The second bill, CS/CS/SB 1602, creates the Homes for Veterans Property Management Incentive Pilot Program within the Florida Housing Finance Corporation.

This pilot program is limited to Broward, Escambia, Hillsborough, and Santa Rosa counties. It allows landlords to apply for funding through contracted program administrators to hold a vacant unit for a veteran for up to 45 days, or until the veteran moves in, whichever happens first. It also allows for coverage of certain property losses caused by the veteran that exceed the deposit, up to $2,000, under the conditions laid out in the law.

This is also the right direction, but it needs to be understood honestly.

The pilot does not cover every county in Florida. It does not immediately solve veteran housing issues in Northeast Florida. It is subject to legislative appropriations. It will depend heavily on implementation, awareness, landlord participation, and whether veterans and case managers can actually use the program in a practical way.

Still, the idea behind it matters.

Housing access is not just about whether a veteran wants housing. It is also about whether landlords are willing to participate, whether units can be held long enough for the process to work, and whether property owners feel like they are taking on every risk alone. If we want more landlords to rent to veterans who are rebuilding stability, then reducing some of that friction makes sense.

That does not mean removing all responsibility from the veteran. It means building a more realistic bridge between the veteran, the landlord, the housing system, and the support network around them.

Taken together, these two laws point toward something The Veterans Phalanx believes strongly: systems should be easier to navigate before a veteran falls through them.

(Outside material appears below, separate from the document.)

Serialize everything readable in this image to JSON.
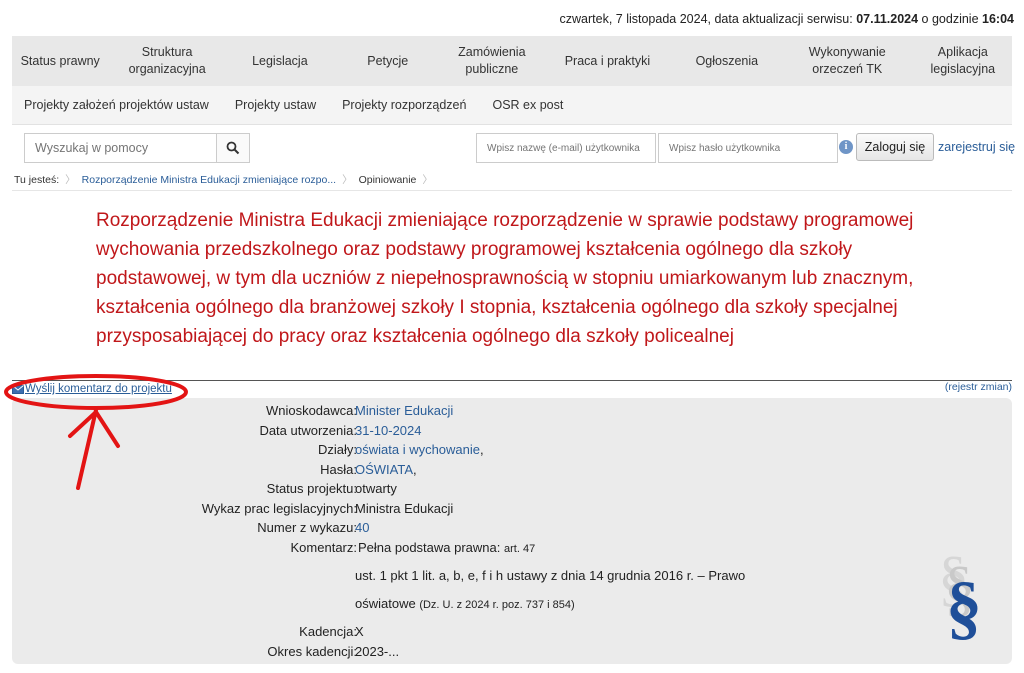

A veteran in legal trouble should have a real path toward accountability, treatment, structure, and restoration when eligible.

A veteran trying to secure housing should not lose an opportunity simply because paperwork, timing, or risk concerns make the door close before they can get through it.

Neither of these laws is perfect. Neither one solves everything. But both recognize something important: veterans do better when the path to help is practical, coordinated, and built with real-world barriers in mind.

That is where community organizations, veteran advocates, courts, housing agencies, case managers, landlords, and local leaders all have a role to play.

The Veterans Phalanx will continue watching how these laws are implemented, especially where they may affect the veterans and families we serve. We will also continue building our Resource Bank so veterans can find accurate, useful information without having to dig through confusing systems alone.

A thank you goes to Derek for bringing these bills to our attention.

That is how the line gets stronger. Someone sees something useful, brings it back to the group, and we make sure it gets shared with the people who need to know.

The work is not always dramatic. Sometimes it is a conversation at The Muster. Sometimes it is a link sent after the fact. Sometimes it is reading the fine print and asking what it means for veterans on the ground.

That counts.

The line holds when we pay attention.

Sources reviewed: Florida Senate bill pages and bill summaries for CS/CS/HB 199 and CS/CS/SB 1602.